Their relationship is challenged when Noah, to save a young Iraqi woman with connections to his father from deportation, decides to marry her. Although he weds Ameera Ali Aziz, Noah reassures Luke of his steadfast love, but the relationship eventually instigates a break-up of the pair after Colonel Mayer is seemingly killed in a kidnapping plot and Ameera arrested. Noah blames Luke for the events, and Luke is angry that Noah requests time apart. The pair reconcile after a visit from Cyndi Lauper, who dedicates a performance of the song "True Colors" to them.

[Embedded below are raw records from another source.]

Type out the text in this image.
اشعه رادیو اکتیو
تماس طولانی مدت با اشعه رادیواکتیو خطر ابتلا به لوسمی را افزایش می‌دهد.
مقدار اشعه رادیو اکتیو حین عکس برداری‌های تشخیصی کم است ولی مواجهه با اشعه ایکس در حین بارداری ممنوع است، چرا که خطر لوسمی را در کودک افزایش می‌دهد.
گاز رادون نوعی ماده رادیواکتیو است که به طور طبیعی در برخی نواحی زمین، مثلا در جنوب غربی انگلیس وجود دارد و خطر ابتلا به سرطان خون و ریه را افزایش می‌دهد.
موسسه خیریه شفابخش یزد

When Damian returns a portion of Luke's inheritance to him, he decides to start a charitable foundation, run by Brian Wheatley, who encourages Luke to be more discreet in his homosexuality to avoid alienating the philanthropic community. He also enters politics, running against his old friend Kevin for President of the Student Government at Oakdale U. He winds up cheating to overcome a dirty campaign by Kevin and is expelled when Noah comes clean to the dean about what Luke did. After an angry Luke, and Noah break up during the fallout, he begins drinking again and while drunk is kissed by Brian, who has married Luke's grandmother Lucinda. Later, when Luke is living at Lily and Holden's house and Brian and Lucinda must come to stay with them, does Brian confess that, he is attracted to Luke, and loves Lucinda.

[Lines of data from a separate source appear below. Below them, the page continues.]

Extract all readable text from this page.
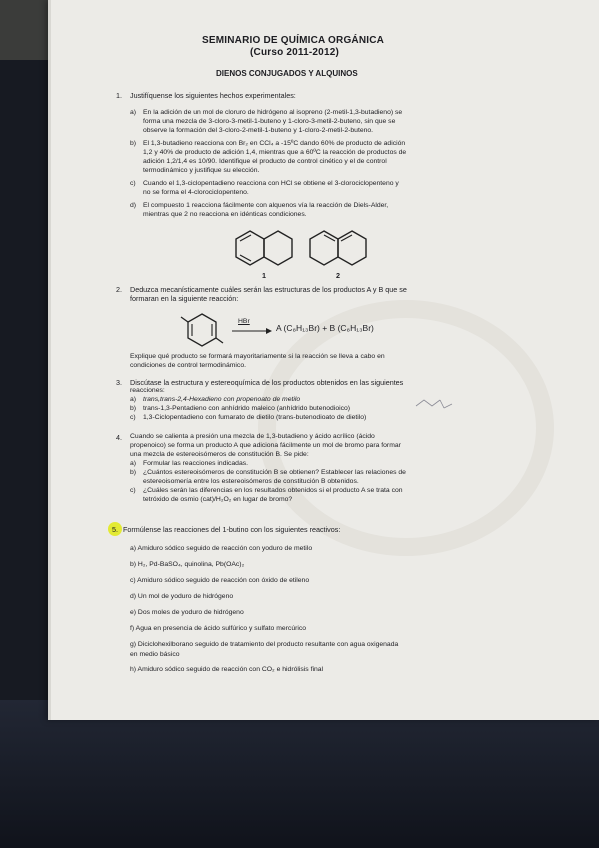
SEMINARIO DE QUÍMICA ORGÁNICA
(Curso 2011-2012)
DIENOS CONJUGADOS Y ALQUINOS
1. Justifíquense los siguientes hechos experimentales:
a) En la adición de un mol de cloruro de hidrógeno al isopreno (2-metil-1,3-butadieno) se
forma una mezcla de 3-cloro-3-metil-1-buteno y 1-cloro-3-metil-2-buteno, sin que se
observe la formación del 3-cloro-2-metil-1-buteno y 1-cloro-2-metil-2-buteno.
b) El 1,3-butadieno reacciona con Br₂ en CCl₄ a -15ºC dando 60% de producto de adición
1,2 y 40% de producto de adición 1,4, mientras que a 60ºC la reacción de productos de
adición 1,2/1,4 es 10/90. Identifique el producto de control cinético y el de control
termodinámico y justifique su elección.
c) Cuando el 1,3-ciclopentadieno reacciona con HCl se obtiene el 3-clorociclopenteno y
no se forma el 4-clorociclopenteno.
d) El compuesto 1 reacciona fácilmente con alquenos vía la reacción de Diels-Alder,
mientras que 2 no reacciona en idénticas condiciones.
1	2
2. Deduzca mecanísticamente cuáles serán las estructuras de los productos A y B que se
formaran en la siguiente reacción:
HBr
→ A (C₈H₁₃Br) + B (C₈H₁₃Br)
Explique qué producto se formará mayoritariamente si la reacción se lleva a cabo en
condiciones de control termodinámico.
3. Discútase la estructura y estereoquímica de los productos obtenidos en las siguientes
reacciones:
a) trans,trans-2,4-Hexadieno con propenoato de metilo
b) trans-1,3-Pentadieno con anhídrido maleico (anhídrido butenodioico)
c) 1,3-Ciclopentadieno con fumarato de dietilo (trans-butenodioato de dietilo)
4. Cuando se calienta a presión una mezcla de 1,3-butadieno y ácido acrílico (ácido
propenoico) se forma un producto A que adiciona fácilmente un mol de bromo para formar
una mezcla de estereoisómeros de constitución B. Se pide:
a) Formular las reacciones indicadas.
b) ¿Cuántos estereoisómeros de constitución B se obtienen? Establecer las relaciones de
estereoisomería entre los estereoisómeros de constitución B obtenidos.
c) ¿Cuáles serán las diferencias en los resultados obtenidos si el producto A se trata con
tetróxido de osmio (cat)/H₂O₂ en lugar de bromo?
5. Formúlense las reacciones del 1-butino con los siguientes reactivos:
a) Amiduro sódico seguido de reacción con yoduro de metilo
b) H₂, Pd-BaSO₄, quinolina, Pb(OAc)₂
c) Amiduro sódico seguido de reacción con óxido de etileno
d) Un mol de yoduro de hidrógeno
e) Dos moles de yoduro de hidrógeno
f) Agua en presencia de ácido sulfúrico y sulfato mercúrico
g) Diciclohexilborano seguido de tratamiento del producto resultante con agua oxigenada
en medio básico
h) Amiduro sódico seguido de reacción con CO₂ e hidrólisis final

Luke and Noah begin to rebuild their relationship after the election scandal, and reunite by Christmas, but when Luke becomes paranoid and jealous of Noah's friendship with Maddie, he kisses Brian himself. Noah, who sees this, is angry with Luke for some time, and Lucinda is soon angry as well when Jade blurts out the secret. Ostracized, Brian comes very close to suicide before Luke and Noah can intervene, but after their intervention, he makes peace with Lucinda and his own homosexuality before leaving town. Also, with the help of Jade, Casey Hughes, and Lucinda, Luke and Noah get back together and finally consummate their relationship.

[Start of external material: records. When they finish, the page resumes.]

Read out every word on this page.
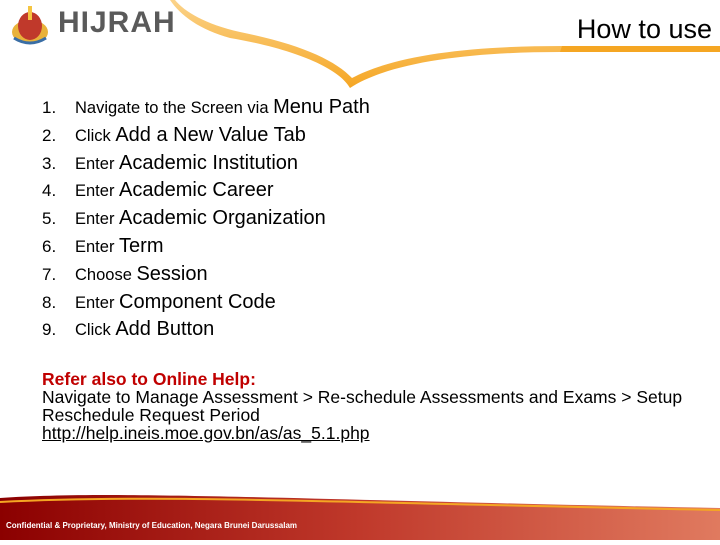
HIJRAH	How to use
1. Navigate to the Screen via Menu Path
2. Click Add a New Value Tab
3. Enter Academic Institution
4. Enter Academic Career
5. Enter Academic Organization
6. Enter Term
7. Choose Session
8. Enter Component Code
9. Click Add Button
Refer also to Online Help:
Navigate to Manage Assessment > Re-schedule Assessments and Exams > Setup Reschedule Request Period
http://help.ineis.moe.gov.bn/as/as_5.1.php
Confidential & Proprietary, Ministry of Education, Negara Brunei Darussalam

Luke turns his Luke Snyder Foundation to LGBT rights after he and Noah are discriminated against in their housing search, but his personal life is complicated when Damian returns, ostensibly to make amends. Then, when a couple, under the guise of being twins, that Luke takes on as volunteers for his Foundation prove to be con-men after money, kidnapping first Noah and then Luke. Damian saves them both. Damian eventually remarries Lily, after Holdens apparent death, but flees the country mysteriously soon after.

When Noah is blinded in an accident at film school, he grows distant with Luke, feeling a need to be independent and continuously holding Luke responsible for what happened. Tired of being pushed away and blamed for Noah's accident Luke ends things with Noah, although Luke continues to help Noah during his crises, and they maintain a rocky friendship. Luke
becomes intrigued by neurosurgeon Reid Oliver, who is working to save Noah's sight after Luke bribes him to come to Oakdale on Noahs behalf. Their involvement starts out a bit rocky when Noah gets his sight back, and refuses to reunite with Luke after seeing him and Dr. Oliver kissing. Feeling loyalty toward Noah, and guilt for falling for his doctor, Luke has a hard time figuring out who he wants to be with, in most cases, rebuking the Dr.s advances. In the end, however, he decides to pursue his relationship with Reid, with Noah remaining a constant presence. Soon after, Noah receives a grant to make a movie in Los Angeles and asks Luke to go with him. He tells him he cannot go. During the final episodes, Reid is mortally injured when his car is struck by a train.

With Reid dying not long before he is set to leave for LA, Noah is convinced by Allison to comfort Luke, but while he is willing to remain in Oakdale during his time in need, Luke urges him to pursue his dream. Noah tells Luke to stay in Oakdale, grieve, and heal, and that he will be waiting for him, leaving the door open to reconciliation. Noah leaves and Luke continues to grieve Reid. In his last scene Katie, Reid's best friend and roommate, gives Luke his stethoscope saying Reid would want him to have it. Luke asks Chris, the man who received Reid's heart after he died, if he could use it to listen to his heartbeat. He says it's okay and the final shot we ever have of Luke is of him listening to Reid's heart with a sad smile on his face.